Janet Yellen’s fight for $50,000 jobs
By Alfredo Ortiz
In today’s highly politicized environment where lawmakers and commentators are judged more by their political affiliation than their ideas, it’s difficult for policy proposals to make an impact.
That’s why the recent remarks made by Federal Reserve Chair Janet Yellen, one of the few public leaders who stands above the fray, can have a major impact. Her recent speech before the National Community Reinvestment Coalition offers commonsense solutions for overcoming the lingering hurdles facing jobseekers in today’s labor market.
She points out that while the topline unemployment rate is low, unemployment rates for low- and moderate-income communities remain in the teens. Median incomes have stagnated over the past 20 years. And for young people, fewer than one-in-three currently have a job. This number falls to fewer than one in four in states like California, and one in five in cities like Baltimore.
How can policymakers address this persistent labor market slack and increase earnings among disadvantaged populations? Yellen cites three priorities: 1) entry-level jobs, 2) education & training, and 3) entrepreneurship.
Academic research shows a clear link between entry-level jobs and career outcomes. According to a study by economists at University of Virginia and Middle Tennessee State University, those with part-time work experience in their senior year of high-school – including summer jobs – earn roughly 20 percent more throughout their careers. People with early work experience are also more resilient to recessions and more integrated into their communities.
To prioritize entry-level jobs as Yellen suggests, policymakers must protect them. That means ignoring calls to raise the minimum wage which eliminates some of these opportunities for young employees to learn skills that go beyond a paycheck — what Yellen calls “soft-skills” such as “punctuality and effective communication.” These entry-level jobs should be thought of as training jobs paying a training wage – a place where young jobseekers can get their foot on the career job ladder and learn skills to quickly move up it.
Yellen also calls out the current education system for failing low-income and minority communities. Beyond improving the quality of primary and secondary education, she calls for the return of vocational and technical training opportunities like shop class. She points out how such training is “an effective way to help non-college-bound workers gain valuable skills and obtain a foothold in a labor market that increasingly requires technical proficiency.”
Training programs and apprenticeships that provide “in-demand skills and industry-recognized certifications,” should also be expanded, says Yellen, to help those overlooked by the economic recovery.
Lastly, Yellen highlights the importance of entrepreneurship and a strong small business community to increasing opportunity for everyone. Small businesses are the job creation engine of the economy providing two-thirds of new jobs and half of existing jobs. But they are sputtering, with the start-up rate half that of previous decades.

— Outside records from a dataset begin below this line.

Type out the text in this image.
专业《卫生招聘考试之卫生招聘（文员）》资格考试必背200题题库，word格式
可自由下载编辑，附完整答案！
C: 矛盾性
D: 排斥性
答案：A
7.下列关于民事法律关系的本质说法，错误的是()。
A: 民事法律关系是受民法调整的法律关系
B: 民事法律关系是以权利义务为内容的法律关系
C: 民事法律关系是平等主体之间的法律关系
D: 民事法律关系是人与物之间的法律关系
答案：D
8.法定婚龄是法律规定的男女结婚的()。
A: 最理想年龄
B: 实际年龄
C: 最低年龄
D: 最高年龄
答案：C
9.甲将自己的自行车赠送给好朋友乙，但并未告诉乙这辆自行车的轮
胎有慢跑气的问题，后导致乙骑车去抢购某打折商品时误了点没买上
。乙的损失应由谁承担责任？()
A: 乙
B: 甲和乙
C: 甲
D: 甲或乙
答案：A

Yellen identifies the lack of access to credit as a major hurdle in small business creation. According to a recent nationwide poll, small business owners also identified over-taxation and over-regulation as additional factors preventing them from growing and hiring.
Yellen’s doctrine to help the forgotten men and women of the economic recovery overlaps with the Job Creators Network’s Fight for $50 campaign which calls on policymakers to fight to raise the wage ceiling for average workers rather than the wage floor. Fighting to expand $50,000 a year jobs, millions of which already exist and are currently unfilled, is an initiative that can unite the political divide.
To win the fight for $50, we must follow Yellen’s advice: Prioritize entry-level jobs, reform education, and bring small businesses back. In practice, this means protecting entry-level jobs where young employees can learn necessary soft skills by avoiding calls to raise the minimum wage. It means bringing back shop class and expanded training and apprentice programs where employees can learn necessary technical skills. And it means addressing the over-regulation, over-taxation, and lack of access to credit that are holding back the small businesses that create these $50,000 a year jobs.
Yellen’s position above the political fray can help amplify this message and turn this rhetoric into reality.
Alfredo Ortiz is President and CEO of the Job Creators Network.